On my last night in Singapore before returning to Houston I returned from dinner around 10:00 PM and since my shuttle to the airport was to pick me up at 3:30 AM I thought I would stay up all night and sleep later on the plane to start my adjustment to a new time zone. During this time I got on the Internet to catch up on emails and other work. Unfortunately around 11:30 the Internet stopped working. I waited about 15 minutes thinking it might be a temporary problem. When it didn't come back I called the front desk. They indicated that they would have the Internet company call back which they did a few minutes later. The Internet company indicated he network was down for maintenance and that it would be available in about an hour. The service came back as promised and worked fine although this unannounced outage was frustrating.
Obviously since providing Internet service is not a core competency of the hotel they logically outsourced it to another company. This apparently planned but unannounced maintenance period provides two learning opportunities; one for the Internet provider and one for the hotel, i.e. the company doing the outsourcing.
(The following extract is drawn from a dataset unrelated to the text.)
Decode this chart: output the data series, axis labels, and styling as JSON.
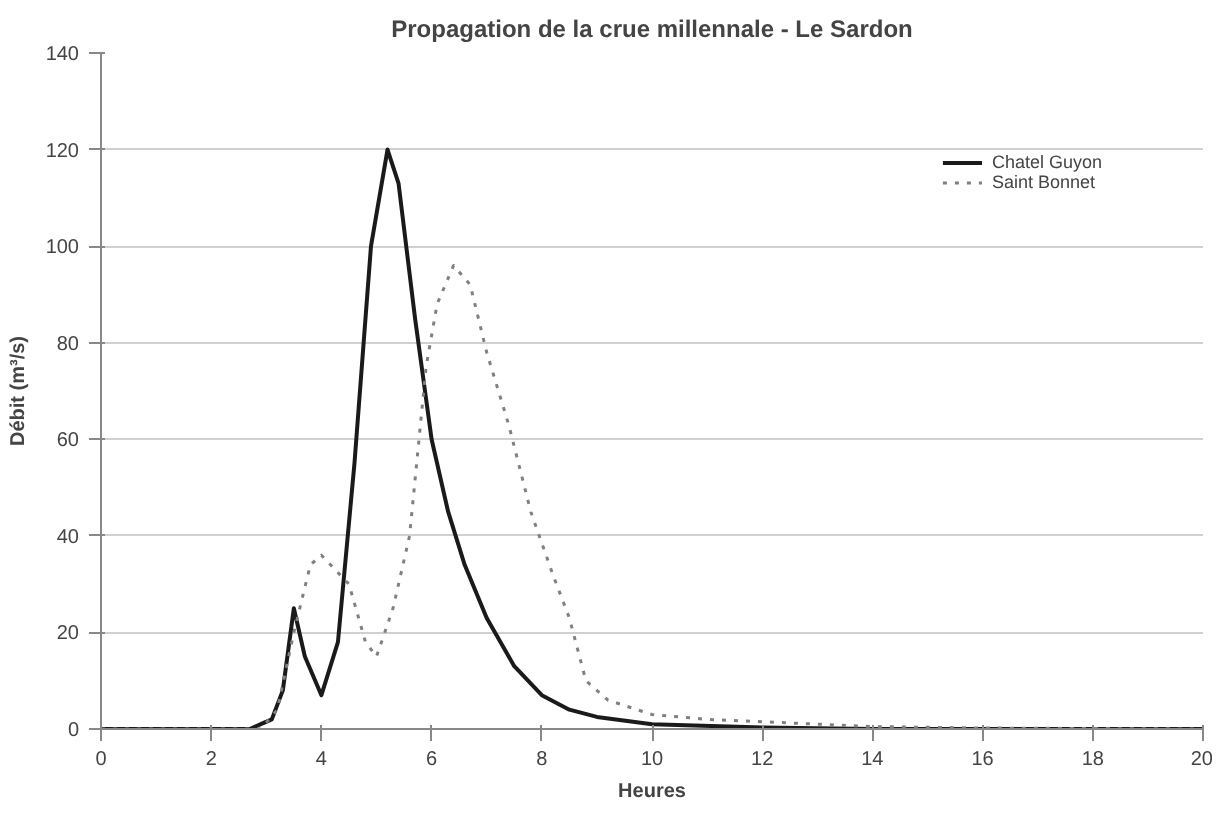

Maintenance downtime is a fact of life. Unless you are able to provide redundant services you will have to take some downtime for maintenance. When you do have to take downtime you want to do it at a time when it is the least inconvenient for your customers. Late Friday night seems like a logical choice. Although you have to take downtime there is no excuse for not announcing it to your user. Although you cannot eliminate the problem you can at least minimize the aggravation. Some things they easily could have done include:
- announcing it in a very noticeably manner on the sign-up web page
- letting the hotel know so that they can tell their customers in advance and are prepared to answer questions when customers call with a problem.
These options are easy and nearly no-cost ways to serve their ultimate customers. Although they had the capability to do this they apparently didn't have the proper customer service attitude to implement a simple solution. They didn't see things from the customer's perspective.
When the hotel outsourced Internet service to another company it doesn't relieve them of responsibility. Like it or not our customers hold us for what we do or don't do and this also applies to what our outsourcing partners do on our behalf. Although the outsourcing company is responsible for providing the service we retain the responsibility for managing them to provide the type of customer service we want. When we outsource services we also outsource our reputation along with it. Choose wisely and manage accordingly.
What steps do you take to protect your reputation when you outsource?